そこにいるか

個人的な体験、その他の雑感

文章力が向上する、たったふたつの冴(以下略)

答えは言わずもがな:たくさん読み、たくさん書くことです。

ライフハック終わり。

去年の今ごろのこと、僕は、

猫も杓子も泣く子も地頭もすなるブログといふものを、閑人もしてみむとてするなり

と、突然の思いつきにより、悪名高いYahoo!ブログを間借りして試行錯誤していた。なんでYahoo!ブログかといえば、どのブログ比較サイトでも「圧倒的にお薦めできない」とされていたからである。

オススメされない理由は、やってみたらわかった。没個性的で画一的なテンプレートはカスタマイズの余地もなく、SNSの「足あと」機能的な「訪問者履歴」は自動巡回ツールを使っている人で埋めつくされ、あげく出会い系だの情報商材だの外部ブログへ誘導するためのリンクつきコメントやトラックバックが来るわ来るわ(しかもそれらは一括管理できない)。

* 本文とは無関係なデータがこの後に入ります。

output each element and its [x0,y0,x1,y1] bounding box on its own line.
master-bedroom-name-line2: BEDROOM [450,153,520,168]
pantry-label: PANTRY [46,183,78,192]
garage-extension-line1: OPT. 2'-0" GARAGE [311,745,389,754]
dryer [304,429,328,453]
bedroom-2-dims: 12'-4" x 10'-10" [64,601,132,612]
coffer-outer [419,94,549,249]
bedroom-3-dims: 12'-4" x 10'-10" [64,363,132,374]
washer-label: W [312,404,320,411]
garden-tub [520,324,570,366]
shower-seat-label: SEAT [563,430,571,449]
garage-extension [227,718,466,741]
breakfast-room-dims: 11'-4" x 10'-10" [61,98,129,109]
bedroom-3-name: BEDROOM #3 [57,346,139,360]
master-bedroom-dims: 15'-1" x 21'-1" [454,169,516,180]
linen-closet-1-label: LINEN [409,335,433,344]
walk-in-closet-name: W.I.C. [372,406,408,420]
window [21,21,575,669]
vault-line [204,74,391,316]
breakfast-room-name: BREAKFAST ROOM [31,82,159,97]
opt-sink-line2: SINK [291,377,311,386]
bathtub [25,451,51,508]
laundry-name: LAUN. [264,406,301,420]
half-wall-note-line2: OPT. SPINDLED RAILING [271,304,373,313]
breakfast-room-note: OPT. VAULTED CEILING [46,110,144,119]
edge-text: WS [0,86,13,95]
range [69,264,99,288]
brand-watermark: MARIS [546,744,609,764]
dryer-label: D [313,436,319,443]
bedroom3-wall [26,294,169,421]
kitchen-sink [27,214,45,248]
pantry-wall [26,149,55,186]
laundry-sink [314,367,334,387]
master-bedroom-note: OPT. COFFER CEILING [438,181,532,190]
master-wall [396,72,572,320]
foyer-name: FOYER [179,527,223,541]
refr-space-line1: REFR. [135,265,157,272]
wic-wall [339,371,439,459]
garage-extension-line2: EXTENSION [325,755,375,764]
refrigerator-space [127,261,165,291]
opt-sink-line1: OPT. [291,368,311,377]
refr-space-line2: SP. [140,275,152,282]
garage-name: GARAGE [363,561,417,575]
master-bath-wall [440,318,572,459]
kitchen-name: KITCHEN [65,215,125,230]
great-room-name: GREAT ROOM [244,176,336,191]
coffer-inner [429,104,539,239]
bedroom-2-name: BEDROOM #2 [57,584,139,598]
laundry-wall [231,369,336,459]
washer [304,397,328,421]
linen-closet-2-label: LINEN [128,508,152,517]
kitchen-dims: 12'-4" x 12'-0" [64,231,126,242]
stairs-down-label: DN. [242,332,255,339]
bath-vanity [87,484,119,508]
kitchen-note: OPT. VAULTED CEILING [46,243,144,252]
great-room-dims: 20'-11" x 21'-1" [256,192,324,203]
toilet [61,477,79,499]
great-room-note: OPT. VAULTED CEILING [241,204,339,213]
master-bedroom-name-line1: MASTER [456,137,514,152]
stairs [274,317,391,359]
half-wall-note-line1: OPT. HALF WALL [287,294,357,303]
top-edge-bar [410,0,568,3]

二ヵ月弱で投げ出した。個人的にはトラックバックの意味を理解できたのでよしとする。

昨日、そんなYahoo!ブログでの懐かしい日々――ギブアップ前に手作業でバックアップした過去ログ*1を懐かしく読み返そうとしたのだが、

よ、読めない!(より正確に言うと、読めるけど痛くて読み進められない!!)

なんということでしょう。わずか一年前の文章なのに、あまりにも恥ずかしすぎるのである(そのわりに成長した実感がまるでないのは納得いきません先生!)。これは消して正解だった。てゆうかこの前、「このダイアリーの過去エントリは決して消さない」と見得を切ったばっかりなのに、先が思いやられるなあ、このエントリも後で恥ずかしくなる運命なんだろうなあ……なんてことを考えていたら、

わたしの文章修行 - 鰤端末鉄野菜 Brittys Wake
http://d.hatena.ne.jp/Britty/20090511/p1

なんて話題が。いや別に乗っかるつもりは。

まあ世に技法書の類は尽きまじというか、文章読本系の本は様々ある。達意の文章をあなたにも、というより、単なる作家の美意識(というか自意識)の発露という気はしないでもないけど。

谷崎、三島、丸谷才一などは僕もひととおり読んだ(つもり)。もちろん読んだだけで文章は上達しない。絵の技法書を見ただけで上達するということはないのだから、文章読本だって読むだけじゃだめなんじゃないかなー、と。

僕が子供のころから読んでいるのは、井上ひさしの『自家製 文章読本 (新潮文庫)』と『私家版 日本語文法 (新潮文庫)』、本多勝一の『日本語の作文技術 (朝日文庫)』と『実戦・日本語の作文技術 (朝日文庫)』。これはもう父の趣味だろう。

小学校のころから作文はそれなりに(あくまでも「それなりに」!)得意だった。それもこれもいま挙げた四冊と、ろくに勉強もせず読みふけったフィクション・ノンフィクション類の賜物。翻って自分のキャパシティを考えると、もし僕がちゃんと家で宿題をするような「いい子」だったとしたら、そのかわり本などろくに読まなかったろうし、いまこうしてブログなども書いていなかったと思う。どっちがよかったかは知らん。

最近になって思うのはやはり父の影響である。僕の父もいちおう物書きで、仕事を離れるとちょっとひねくれた文章を書く人だった(自治会役員のとき筆禍事件を起こしたこともあった)。なんだかんだいって、父の文章はよく読んでいる。活字になったものだけでなく、僕へのちょっとした書き置きや、書き損じたファクシミリの送信文なんかを。

父の友人知人から、僕の文章が父のそれに似ていると言われたことも幾度かあったが、そのときは気にも止めなかった。というか「文章が父に似るより、どうせなら絵が(絵描きの)母に似ているほうがいいなー」などと考えていた。今は父の書いた文章を読みかえして「ひねくれたところは確かに似ている」と感じつつも、「まだこんなふうには書けない」ととぐろを巻いている。舌も尻尾も巻く気はないので、まあいずれ。

ところで、父の顔立ちにも似てきたと言われているのだが、頭も似ると困るな。

*1:ちなみに、データのエクスポートもできない。